Empresa responsável por derramamento de óleo no Rio Tarauacá é penalizada com multa de R$3 milhões


A empresa responsável pelo derramamento de óleo diesel no Rio Tarauacá, no município do Jordão, na última sexta-feira, 24, foi penalizada pelo governo do Acre, por meio do Instituto de Meio Ambiente (Imac), com multa no valor de R$3 milhões, em razão dos impactos ambientais provocados pelo incidente, que resultou em poluição hídrica, prejuízos diretos às populações ribeirinhas e risco à biota aquática.

Com a decisão, a empresa tem o prazo de 20 dias para recorrer junto à autarquia.

Além do Imac, estão envolvidos diversos outros órgãos diretamente, como a Defesa Civil Estadual, Secretaria do Meio Ambiente (Sema), Secretaria de Justiça e Segurança Pública (Sejusp), Secretaria de Saúde (Sesacre), Centro Integrado de Operações Aéreas (Ciopaer), Batalhão de Policiamento Ambiental, Corpo de Bombeiros e Secretaria dos Povos Indígenas (Sepi).

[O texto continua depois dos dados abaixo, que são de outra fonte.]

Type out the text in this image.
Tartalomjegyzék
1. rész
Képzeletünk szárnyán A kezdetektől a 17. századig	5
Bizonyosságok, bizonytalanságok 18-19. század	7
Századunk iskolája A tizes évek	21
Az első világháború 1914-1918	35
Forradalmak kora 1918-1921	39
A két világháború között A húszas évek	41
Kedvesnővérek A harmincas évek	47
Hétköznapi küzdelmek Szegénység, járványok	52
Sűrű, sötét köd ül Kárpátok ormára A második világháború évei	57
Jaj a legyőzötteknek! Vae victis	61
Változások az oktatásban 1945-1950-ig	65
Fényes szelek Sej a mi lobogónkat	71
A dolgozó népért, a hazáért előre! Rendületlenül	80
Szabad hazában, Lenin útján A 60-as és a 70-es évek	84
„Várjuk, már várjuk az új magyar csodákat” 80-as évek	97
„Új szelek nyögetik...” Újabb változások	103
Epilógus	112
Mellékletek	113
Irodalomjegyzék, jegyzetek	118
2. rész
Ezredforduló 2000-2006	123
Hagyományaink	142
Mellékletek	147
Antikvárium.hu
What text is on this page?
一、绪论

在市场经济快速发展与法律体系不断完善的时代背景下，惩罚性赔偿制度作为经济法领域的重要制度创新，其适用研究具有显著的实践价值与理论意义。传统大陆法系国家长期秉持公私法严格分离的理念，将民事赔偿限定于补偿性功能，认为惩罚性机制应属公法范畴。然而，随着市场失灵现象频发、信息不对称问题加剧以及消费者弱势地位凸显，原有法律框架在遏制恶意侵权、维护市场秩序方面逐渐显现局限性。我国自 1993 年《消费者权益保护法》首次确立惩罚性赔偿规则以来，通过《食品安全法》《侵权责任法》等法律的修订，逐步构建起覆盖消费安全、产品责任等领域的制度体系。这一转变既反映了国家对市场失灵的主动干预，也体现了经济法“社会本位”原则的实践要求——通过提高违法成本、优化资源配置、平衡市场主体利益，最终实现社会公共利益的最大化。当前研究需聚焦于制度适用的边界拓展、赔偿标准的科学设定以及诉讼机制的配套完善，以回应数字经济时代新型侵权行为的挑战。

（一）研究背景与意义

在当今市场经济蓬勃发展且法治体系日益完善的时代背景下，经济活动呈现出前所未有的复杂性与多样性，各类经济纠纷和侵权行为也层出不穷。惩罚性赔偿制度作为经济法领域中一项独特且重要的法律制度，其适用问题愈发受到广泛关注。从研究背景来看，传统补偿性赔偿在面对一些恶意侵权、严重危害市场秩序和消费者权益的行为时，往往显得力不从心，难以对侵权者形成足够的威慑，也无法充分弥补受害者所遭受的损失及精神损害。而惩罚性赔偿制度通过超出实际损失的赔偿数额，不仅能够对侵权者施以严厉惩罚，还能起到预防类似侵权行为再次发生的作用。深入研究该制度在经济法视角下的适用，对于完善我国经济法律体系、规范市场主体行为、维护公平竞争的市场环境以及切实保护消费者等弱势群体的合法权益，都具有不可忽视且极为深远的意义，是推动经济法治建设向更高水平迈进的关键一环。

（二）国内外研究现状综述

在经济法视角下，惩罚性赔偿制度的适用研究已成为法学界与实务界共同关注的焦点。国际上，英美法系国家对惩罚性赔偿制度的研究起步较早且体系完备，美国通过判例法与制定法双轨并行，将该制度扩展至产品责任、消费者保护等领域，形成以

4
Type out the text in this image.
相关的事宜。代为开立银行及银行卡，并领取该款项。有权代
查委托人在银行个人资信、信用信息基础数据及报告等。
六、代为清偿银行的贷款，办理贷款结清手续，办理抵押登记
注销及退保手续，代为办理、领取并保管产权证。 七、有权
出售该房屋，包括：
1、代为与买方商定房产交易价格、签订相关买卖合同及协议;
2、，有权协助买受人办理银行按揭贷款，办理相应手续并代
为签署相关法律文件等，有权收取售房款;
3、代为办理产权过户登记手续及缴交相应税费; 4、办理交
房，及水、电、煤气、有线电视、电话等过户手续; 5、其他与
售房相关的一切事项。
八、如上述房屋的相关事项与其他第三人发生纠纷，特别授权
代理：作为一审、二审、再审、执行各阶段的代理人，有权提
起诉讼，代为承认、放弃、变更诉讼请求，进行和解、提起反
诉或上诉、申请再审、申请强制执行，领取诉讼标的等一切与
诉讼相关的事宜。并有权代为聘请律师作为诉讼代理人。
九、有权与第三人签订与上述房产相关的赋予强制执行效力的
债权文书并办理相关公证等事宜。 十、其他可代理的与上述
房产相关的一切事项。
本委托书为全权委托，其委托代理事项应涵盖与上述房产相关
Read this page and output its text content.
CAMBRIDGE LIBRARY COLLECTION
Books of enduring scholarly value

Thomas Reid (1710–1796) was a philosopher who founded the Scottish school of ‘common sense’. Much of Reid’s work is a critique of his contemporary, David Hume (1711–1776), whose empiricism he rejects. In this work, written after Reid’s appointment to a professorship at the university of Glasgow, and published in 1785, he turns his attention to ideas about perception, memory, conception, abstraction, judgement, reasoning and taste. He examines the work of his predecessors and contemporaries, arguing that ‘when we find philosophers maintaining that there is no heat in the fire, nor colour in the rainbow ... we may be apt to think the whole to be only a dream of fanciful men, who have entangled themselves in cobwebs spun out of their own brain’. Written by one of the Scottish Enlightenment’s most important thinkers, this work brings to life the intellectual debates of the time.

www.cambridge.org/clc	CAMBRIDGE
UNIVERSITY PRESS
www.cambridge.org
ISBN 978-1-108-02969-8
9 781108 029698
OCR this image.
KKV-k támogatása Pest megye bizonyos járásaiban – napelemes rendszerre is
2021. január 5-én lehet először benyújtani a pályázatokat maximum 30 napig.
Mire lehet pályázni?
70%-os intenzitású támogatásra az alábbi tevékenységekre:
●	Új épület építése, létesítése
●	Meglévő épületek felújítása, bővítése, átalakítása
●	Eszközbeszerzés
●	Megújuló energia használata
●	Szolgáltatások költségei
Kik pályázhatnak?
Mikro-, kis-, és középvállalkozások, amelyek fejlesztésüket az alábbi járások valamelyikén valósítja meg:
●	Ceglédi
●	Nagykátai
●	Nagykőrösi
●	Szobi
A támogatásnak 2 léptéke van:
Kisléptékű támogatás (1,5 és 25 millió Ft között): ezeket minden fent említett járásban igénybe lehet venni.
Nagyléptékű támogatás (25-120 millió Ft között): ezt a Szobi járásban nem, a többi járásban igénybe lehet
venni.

De acordo com o auto de infração, o vazamento ocasionou ainda o desabastecimento de água potável na cidade de Jordão, agravando a situação enfrentada pelas comunidades locais. A penalidade considerou também “a inexistência de equipamentos e medidas adequadas de resposta emergencial para contenção e mitigação dos danos, em desacordo com a legislação ambiental vigente”.

O presidente do Imac, André Hassem, destacou o papel do órgão na fiscalização e reforçou a responsabilização da empresa envolvida.

“O Imac atua como órgão fiscalizador e já adotou as medidas cabíveis. Esse tipo de ocorrência exige rigor na apuração, e a empresa responsável será devidamente penalizada nas esferas administrativa e judicial, conforme determina a legislação ambiental”, afirmou.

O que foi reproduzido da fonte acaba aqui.